RBI will cut rates in December despite rise in inflation

RBI will cut rates in December despite rise in inflation

Analysts feel RBI will continue to be accommodative, blames food prices for higher inflation

Mumbai: The Reserve Bank will continue to be accommodative and deliver one more rate cut in the December policy review despite the "surprising" spike in headline inflation for September, say analysts.

Some analysts also wonder if the economy is headed towards "stagflation", which is characterised by persistently high inflation and low economic and jobs growth.

Official data released on Monday showed consumer price inflation for September racing to 3.99 per cent, up from 3.3 per cent in August.

Under the inflation targeting framework, the RBI is bound to keep the price index at 4 per cent with a two percentage points either way.

Analysts on Tuesday attributed the sharp spike in the headline number to a rise in food prices, particularly onions which alone accounted for 0.43 percentage points of the jump.
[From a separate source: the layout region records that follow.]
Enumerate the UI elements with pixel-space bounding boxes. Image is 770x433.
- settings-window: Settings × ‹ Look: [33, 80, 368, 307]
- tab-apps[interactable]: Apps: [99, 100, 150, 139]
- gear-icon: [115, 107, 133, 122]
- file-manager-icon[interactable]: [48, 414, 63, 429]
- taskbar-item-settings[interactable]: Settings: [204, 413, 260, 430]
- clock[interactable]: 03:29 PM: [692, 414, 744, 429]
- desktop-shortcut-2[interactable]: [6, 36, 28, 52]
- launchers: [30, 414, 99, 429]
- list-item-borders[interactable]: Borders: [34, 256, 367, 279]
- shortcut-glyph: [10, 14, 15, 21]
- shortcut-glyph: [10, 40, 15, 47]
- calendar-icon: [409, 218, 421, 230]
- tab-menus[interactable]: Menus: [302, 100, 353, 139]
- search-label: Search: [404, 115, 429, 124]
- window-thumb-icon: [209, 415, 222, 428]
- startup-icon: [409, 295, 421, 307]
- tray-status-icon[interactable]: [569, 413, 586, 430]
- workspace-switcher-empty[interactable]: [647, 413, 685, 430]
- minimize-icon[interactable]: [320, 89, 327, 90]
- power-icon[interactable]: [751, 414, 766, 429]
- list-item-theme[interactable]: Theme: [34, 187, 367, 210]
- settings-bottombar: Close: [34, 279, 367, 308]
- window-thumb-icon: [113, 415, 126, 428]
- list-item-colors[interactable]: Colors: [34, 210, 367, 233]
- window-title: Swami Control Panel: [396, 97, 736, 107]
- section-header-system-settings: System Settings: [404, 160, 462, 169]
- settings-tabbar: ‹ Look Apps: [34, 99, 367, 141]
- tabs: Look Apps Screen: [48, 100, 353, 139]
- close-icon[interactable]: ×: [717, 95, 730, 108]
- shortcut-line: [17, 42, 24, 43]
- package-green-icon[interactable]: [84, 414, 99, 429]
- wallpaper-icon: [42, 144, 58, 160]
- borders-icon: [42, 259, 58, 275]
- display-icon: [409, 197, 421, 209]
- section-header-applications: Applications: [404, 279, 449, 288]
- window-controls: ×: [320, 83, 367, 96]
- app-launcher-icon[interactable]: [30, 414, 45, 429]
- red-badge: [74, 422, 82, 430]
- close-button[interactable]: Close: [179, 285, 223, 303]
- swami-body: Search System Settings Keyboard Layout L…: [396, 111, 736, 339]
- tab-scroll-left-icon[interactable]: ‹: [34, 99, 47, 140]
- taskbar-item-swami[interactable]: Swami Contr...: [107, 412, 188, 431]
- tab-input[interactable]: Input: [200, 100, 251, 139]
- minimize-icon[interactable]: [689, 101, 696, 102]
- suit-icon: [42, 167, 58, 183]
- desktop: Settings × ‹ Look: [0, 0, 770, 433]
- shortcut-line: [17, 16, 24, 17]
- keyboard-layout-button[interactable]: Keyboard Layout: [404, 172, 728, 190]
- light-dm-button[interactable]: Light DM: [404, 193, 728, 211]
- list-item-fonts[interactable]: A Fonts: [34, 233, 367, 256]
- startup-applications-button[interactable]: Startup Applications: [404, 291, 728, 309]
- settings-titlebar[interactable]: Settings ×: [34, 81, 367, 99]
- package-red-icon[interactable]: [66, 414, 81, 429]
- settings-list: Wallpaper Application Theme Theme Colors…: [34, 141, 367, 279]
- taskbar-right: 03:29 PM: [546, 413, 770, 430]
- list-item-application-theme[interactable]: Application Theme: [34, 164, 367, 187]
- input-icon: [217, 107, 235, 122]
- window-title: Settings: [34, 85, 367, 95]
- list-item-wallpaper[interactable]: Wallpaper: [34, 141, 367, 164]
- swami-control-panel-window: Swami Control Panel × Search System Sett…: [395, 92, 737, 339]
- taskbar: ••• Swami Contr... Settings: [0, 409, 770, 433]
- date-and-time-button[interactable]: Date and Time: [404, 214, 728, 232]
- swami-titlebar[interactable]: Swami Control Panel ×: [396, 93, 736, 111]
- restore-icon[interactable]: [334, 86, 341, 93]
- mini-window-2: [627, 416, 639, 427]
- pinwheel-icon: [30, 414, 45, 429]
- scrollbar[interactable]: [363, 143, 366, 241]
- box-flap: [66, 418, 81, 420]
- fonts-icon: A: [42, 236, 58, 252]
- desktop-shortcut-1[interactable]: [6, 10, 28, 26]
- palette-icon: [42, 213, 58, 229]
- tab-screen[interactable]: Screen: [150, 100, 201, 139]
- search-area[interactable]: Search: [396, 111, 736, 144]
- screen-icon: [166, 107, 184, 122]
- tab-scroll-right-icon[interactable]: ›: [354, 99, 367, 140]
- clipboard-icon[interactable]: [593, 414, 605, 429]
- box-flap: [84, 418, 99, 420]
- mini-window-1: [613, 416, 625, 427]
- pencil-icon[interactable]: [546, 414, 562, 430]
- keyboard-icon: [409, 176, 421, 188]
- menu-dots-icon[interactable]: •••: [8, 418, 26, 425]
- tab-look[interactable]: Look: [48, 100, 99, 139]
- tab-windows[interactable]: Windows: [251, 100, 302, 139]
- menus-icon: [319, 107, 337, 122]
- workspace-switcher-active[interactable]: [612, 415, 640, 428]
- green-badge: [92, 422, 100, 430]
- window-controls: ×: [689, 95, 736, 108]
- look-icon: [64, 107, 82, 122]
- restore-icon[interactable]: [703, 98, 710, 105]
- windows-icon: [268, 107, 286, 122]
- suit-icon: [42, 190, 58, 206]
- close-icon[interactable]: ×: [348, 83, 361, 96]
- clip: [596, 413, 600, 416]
Foreign brokerage Bank of America Merrill Lynch's economists said the sudden spurt in inflation is "temporary" and expects it move up further to 4.6 per cent in October.

But despite this, it expects the RBI to continue with its rate cuts and deliver a 0.25 percentage points reduction in the December review.

It said the RBI will take this view because the liquidity crunch that began this time last year is still hurting the economy and also with an eye on the August industrial production numbers, which showed a contraction by 1.1 per cent--the steepest in seven long years.

If growth continues to head south or remain slow, the RBI will cut rates by a further 0.40 per cent to take the repo rate down to 4.5 per cent by next September, it added.

Japanese brokerage Nomura wondered if the economy is entering a "stagflation" stage and warned that a combination of weaker-than-expected growth and higher inflation makes for a tough policy call for the monetary policy committee.

Singaporean bank DBS also expects the rate-setting panel is likely to look past food inflation and not put brakes on the easy money policy.